Revving the Immune Engine
New therapies harness the body’s own horsepower to beat cancer.
In September 2011, Geraldine Howard underwent what she thought would be routine corrective surgery to improve her eyesight when one of her eyes did not seem to “set properly,” as she says. Instead, she was diagnosed with malignant choroidal melanoma, a form of cancer that begins underneath the retina. Although it is relatively uncommon in the broad scope of cancers, if left untreated, it often spreads rapidly to the liver and elsewhere. “I was given the option of radiotherapy,” says the London-based cofounder and president of Aromatherapy Associates, “but that would have involved sewing a metal plate into my eye, with some quite grim side effects, and they did not feel that the outcome would be as positive as surgery.” Howard’s doctors opted for the latter, and, to be certain they got the entire tumor, removed the whole eye. Even so, given choroidal melanoma’s 95 percent likelihood of spreading, the team recommended Howard undergo additional treatment. What that treatment might be was unclear, says Howard, since no preventive options existed. Instead, someone on the team suggested she look into immunotherapy trials then taking place at the Defence Against Cancer Foundation at Radboud University in the Netherlands.
Immunotherapy is not new. As far back as the 1850s, German doctors first observed that tumors sometimes shrank in response to an infection—the very act of shrinking was evidence of a reaction by the immune system—and it has been widely used as a therapeutic technique for treating allergies for over a century. It is only within the last decade, however, that oncologists have begun to consider it a legitimate option for patients with cancer. Among other things, unlike chemotherapy and radiation, immunotherapy frees the immune system to attack tumor cells and does less harm to normal, healthy tissues. It also has fewer and less dire side effects. And treatments are brief: most patients take four intravenous doses of immune-boosting medication at three-week intervals, and it is that simple. In addition, and perhaps most significantly, because the immune system’s cells have a memory response that stays active for life once it is triggered, a patient would be forever protected against a recurrence of whatever particular tumor had stimulated the response. That is one huge advantage over the standard types of cancer-treatment therapies.

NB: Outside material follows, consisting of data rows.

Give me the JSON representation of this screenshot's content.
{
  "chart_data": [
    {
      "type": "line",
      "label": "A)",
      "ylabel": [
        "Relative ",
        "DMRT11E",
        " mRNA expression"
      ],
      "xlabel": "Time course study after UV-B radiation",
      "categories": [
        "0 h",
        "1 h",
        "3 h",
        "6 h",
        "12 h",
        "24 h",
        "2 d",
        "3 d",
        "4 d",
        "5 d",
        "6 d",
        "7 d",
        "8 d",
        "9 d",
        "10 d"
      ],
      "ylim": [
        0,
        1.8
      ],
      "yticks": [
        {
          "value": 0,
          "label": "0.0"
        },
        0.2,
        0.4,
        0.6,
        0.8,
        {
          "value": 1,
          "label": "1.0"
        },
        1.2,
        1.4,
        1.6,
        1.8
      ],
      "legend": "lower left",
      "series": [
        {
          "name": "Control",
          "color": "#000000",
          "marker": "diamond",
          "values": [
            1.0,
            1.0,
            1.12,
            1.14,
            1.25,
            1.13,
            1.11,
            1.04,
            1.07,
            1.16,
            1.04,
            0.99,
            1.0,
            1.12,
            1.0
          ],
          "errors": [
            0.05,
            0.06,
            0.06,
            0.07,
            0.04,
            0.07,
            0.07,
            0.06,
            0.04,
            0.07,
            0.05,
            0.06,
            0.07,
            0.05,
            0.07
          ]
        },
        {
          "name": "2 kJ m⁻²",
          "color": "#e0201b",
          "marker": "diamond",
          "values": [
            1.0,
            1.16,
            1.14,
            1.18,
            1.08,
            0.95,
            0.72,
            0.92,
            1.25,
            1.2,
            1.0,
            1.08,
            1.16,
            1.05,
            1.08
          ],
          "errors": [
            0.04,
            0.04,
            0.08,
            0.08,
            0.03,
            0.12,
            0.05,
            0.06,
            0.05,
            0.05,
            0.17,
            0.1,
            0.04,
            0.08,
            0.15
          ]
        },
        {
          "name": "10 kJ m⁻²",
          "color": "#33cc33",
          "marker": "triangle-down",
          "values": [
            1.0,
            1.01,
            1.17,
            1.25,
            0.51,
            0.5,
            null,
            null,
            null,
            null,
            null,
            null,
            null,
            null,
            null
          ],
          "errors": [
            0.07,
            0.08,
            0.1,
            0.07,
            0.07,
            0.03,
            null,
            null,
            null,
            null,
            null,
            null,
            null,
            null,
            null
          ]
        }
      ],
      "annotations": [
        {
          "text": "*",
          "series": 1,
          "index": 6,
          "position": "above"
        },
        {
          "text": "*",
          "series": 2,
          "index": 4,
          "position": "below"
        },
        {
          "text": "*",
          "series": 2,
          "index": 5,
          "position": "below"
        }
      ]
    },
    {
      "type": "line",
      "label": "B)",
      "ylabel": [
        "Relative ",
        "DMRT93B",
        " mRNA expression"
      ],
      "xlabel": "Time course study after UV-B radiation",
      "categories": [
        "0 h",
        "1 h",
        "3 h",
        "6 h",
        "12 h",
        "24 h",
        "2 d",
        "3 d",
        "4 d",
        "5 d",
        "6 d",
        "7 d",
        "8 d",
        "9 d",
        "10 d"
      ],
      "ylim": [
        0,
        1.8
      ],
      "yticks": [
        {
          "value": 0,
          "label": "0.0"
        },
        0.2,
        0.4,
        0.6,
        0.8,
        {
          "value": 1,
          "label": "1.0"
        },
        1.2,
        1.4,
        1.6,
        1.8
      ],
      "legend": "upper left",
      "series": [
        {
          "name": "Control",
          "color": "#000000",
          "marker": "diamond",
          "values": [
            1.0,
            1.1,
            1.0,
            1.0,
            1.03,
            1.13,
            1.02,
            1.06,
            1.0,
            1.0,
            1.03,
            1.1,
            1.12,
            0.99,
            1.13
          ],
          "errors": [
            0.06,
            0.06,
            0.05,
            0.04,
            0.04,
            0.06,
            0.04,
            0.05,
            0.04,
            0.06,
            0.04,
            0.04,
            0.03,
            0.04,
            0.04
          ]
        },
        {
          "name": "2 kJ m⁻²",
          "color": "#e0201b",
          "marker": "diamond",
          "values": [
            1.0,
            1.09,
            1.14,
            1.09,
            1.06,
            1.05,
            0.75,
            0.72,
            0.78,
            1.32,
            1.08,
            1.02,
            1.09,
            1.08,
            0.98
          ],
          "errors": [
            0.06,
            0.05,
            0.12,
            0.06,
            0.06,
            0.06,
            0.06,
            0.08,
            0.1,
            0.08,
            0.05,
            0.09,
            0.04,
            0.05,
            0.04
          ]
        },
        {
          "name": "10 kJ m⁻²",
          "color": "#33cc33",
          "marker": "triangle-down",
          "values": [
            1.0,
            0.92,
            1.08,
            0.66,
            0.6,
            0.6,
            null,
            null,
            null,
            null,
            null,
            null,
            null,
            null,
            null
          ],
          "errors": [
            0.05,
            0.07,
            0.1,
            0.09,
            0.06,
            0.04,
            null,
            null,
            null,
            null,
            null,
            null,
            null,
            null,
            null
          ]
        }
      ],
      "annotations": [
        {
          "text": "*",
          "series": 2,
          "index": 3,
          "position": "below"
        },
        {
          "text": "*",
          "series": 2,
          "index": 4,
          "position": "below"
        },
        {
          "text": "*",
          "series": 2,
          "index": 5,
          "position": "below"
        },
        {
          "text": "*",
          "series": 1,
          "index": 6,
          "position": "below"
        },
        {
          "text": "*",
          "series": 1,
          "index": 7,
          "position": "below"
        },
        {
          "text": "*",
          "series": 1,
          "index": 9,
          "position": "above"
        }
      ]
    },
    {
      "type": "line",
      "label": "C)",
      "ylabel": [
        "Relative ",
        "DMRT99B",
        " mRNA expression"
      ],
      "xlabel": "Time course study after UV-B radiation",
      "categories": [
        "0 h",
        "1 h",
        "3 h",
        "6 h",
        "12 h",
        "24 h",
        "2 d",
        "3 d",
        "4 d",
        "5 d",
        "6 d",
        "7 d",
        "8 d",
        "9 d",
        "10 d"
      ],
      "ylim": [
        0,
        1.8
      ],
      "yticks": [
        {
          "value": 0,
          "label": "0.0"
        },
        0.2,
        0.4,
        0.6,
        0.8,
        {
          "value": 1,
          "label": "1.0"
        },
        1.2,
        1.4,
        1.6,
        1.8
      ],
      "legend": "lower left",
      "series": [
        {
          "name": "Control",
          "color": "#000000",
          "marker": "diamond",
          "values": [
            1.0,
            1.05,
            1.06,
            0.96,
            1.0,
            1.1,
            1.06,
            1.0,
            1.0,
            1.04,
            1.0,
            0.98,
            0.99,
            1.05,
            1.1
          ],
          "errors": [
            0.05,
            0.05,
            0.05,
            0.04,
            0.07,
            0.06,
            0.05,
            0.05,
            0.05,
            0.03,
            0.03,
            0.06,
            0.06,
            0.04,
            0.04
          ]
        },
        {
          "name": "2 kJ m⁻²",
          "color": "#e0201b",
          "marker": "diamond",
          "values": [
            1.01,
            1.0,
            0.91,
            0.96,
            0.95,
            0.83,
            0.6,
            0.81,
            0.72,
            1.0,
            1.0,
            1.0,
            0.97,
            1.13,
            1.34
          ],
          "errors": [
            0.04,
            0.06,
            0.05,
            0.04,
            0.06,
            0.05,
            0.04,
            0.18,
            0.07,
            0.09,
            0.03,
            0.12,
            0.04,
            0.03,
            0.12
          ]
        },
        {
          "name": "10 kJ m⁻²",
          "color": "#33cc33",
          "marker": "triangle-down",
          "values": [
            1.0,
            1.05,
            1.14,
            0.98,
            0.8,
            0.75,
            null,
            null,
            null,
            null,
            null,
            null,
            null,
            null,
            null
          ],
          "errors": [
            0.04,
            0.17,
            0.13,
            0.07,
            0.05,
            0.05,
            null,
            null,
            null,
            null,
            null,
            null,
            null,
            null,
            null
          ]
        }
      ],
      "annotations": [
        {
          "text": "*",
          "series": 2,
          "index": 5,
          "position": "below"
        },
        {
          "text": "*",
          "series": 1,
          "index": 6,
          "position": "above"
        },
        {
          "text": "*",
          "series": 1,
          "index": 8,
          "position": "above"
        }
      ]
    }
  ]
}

Immunotherapy is a rapidly evolving field that in many ways still offers more questions than answers, but the amount of focus it is receiving in multiple ongoing clinical trials and the development of new immune-based drugs may mean its implementation as the standard of care for many forms of cancer is not far off.
At its most basic, immunotherapy works by activating the immune system to attack whatever foreign invader—virus, bacterium, tumor cell—has assailed the body. The tools that do the work are the T cells or lymphocytes, the white blood cells that respond to infection, which react by proliferating and attacking whatever pathogen has wormed its way in. Because the T cells are armed with specific receptors—each human being has somewhere between one and five billion unique receptors—they can easily locate antigens, which are molecules that bind to the bacteria, viruses, and other unwelcome molecules, giving away their arrival like Henry Hill in Goodfellas. Once the T cells have found their targets, they kill the toxins to which the antigens are bound. That is how the human body recovers from the common cold, for example. In the case of cancer, the T cells would theoretically react to a tumor cell in the same way, recognizing its antigen and then releasing substances that would kill the cell or punch holes in its membrane, rendering it inactive. For decades, researchers took a number of approaches to coerce antigens to function as therapeutic vaccinations, to no avail.